Improving Reasoning for Diffusion Language Models via Group Diffusion Policy Optimization (2510.08554v1)

Published 9 Oct 2025 in cs.LG and stat.ML

Abstract: Diffusion LLMs (DLMs) enable parallel, order-agnostic generation with iterative refinement, offering a flexible alternative to autoregressive LLMs. However, adapting reinforcement learning (RL) fine-tuning to DLMs remains an open challenge because of the intractable likelihood. Pioneering work such as diffu-GRPO estimated token-level likelihoods via one-step unmasking. While computationally efficient, this approach is severely biased. A more principled foundation lies in sequence-level likelihoods, where the evidence lower bound (ELBO) serves as a surrogate.
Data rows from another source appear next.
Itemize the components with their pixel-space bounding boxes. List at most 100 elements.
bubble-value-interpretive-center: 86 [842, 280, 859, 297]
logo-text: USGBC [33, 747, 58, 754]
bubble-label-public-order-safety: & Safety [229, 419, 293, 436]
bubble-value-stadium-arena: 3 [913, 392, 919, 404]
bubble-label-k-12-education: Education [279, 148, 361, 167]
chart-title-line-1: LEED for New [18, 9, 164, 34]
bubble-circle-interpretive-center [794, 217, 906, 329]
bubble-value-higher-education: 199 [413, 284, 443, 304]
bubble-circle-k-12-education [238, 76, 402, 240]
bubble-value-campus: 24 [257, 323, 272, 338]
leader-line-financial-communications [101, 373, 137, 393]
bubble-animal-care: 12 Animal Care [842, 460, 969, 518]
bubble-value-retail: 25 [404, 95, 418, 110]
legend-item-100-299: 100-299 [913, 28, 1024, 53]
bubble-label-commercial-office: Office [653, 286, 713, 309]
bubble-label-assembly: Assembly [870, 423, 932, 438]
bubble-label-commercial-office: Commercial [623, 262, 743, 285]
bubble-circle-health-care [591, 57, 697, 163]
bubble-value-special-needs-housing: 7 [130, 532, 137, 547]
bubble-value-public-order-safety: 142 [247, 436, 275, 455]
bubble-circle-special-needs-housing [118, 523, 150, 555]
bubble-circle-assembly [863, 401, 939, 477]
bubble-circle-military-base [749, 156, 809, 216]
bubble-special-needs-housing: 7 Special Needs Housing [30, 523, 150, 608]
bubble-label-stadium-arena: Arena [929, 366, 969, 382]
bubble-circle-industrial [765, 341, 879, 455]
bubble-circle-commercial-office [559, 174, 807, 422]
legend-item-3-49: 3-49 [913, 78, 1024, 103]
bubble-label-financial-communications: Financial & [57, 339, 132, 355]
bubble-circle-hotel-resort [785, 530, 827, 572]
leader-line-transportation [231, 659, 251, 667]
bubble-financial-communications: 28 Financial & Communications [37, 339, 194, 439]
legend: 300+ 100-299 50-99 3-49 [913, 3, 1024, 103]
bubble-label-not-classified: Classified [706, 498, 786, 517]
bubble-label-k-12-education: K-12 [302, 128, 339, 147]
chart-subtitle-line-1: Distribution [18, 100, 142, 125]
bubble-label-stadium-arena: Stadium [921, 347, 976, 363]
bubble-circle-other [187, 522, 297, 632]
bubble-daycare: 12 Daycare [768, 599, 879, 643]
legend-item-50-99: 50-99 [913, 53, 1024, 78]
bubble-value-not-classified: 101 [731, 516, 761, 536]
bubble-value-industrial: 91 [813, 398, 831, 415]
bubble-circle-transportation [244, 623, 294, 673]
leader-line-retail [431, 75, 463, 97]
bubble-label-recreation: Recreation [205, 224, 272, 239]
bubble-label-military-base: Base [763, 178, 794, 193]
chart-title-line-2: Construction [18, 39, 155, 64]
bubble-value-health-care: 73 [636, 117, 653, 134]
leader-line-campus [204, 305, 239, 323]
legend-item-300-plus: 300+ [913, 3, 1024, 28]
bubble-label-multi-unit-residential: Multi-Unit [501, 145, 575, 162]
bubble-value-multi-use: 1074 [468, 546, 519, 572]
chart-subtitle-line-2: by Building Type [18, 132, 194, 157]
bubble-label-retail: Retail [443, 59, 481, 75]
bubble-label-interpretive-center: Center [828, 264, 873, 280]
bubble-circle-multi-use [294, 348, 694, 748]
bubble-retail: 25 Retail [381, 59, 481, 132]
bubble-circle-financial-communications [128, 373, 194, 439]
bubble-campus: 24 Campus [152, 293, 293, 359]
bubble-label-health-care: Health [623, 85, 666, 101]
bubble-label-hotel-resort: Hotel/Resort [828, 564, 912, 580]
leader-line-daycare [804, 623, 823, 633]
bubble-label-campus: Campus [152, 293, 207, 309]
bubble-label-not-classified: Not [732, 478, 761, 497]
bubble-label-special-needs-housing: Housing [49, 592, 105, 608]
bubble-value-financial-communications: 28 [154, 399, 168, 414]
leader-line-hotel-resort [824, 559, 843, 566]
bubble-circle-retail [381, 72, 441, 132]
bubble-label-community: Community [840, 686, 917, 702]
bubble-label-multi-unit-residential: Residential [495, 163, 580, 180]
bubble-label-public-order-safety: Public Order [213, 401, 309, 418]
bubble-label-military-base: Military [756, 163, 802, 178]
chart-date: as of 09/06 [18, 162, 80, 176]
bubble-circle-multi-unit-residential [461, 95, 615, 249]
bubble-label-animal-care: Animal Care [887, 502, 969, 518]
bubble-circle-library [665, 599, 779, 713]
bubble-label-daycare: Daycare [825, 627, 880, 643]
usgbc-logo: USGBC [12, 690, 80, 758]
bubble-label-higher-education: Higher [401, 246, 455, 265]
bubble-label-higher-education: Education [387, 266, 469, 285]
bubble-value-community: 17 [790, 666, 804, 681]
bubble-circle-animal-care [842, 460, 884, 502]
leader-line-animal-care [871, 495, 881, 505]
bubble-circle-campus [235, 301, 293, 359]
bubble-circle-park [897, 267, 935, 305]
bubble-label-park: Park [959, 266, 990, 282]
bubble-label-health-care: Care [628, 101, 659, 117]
Yet, despite this clean mathematical connection, ELBO-based methods have seen limited adoption due to the prohibitive cost of likelihood evaluation. In this work, we revisit ELBO estimation and disentangle its sources of variance. This decomposition motivates reducing variance through fast, deterministic integral approximations along a few pivotal dimensions. Building on this insight, we introduce \textbf{Group Diffusion Policy Optimization (GDPO)}, a new RL algorithm tailored for DLMs. GDPO leverages simple yet effective Semi-deterministic Monte Carlo schemes to mitigate the variance explosion of ELBO estimators under vanilla double Monte Carlo sampling, yielding a provably lower-variance estimator under tight evaluation budgets. Empirically, GDPO achieves consistent gains over pretrained checkpoints and outperforms diffu-GRPO, one of the state-of-the-art baselines, on the majority of math, reasoning, and coding benchmarks.

Summary

The paper introduces Group Diffusion Policy Optimization (GDPO) which leverages sequence-level ELBO estimates to optimize diffusion language models with reduced bias and variance.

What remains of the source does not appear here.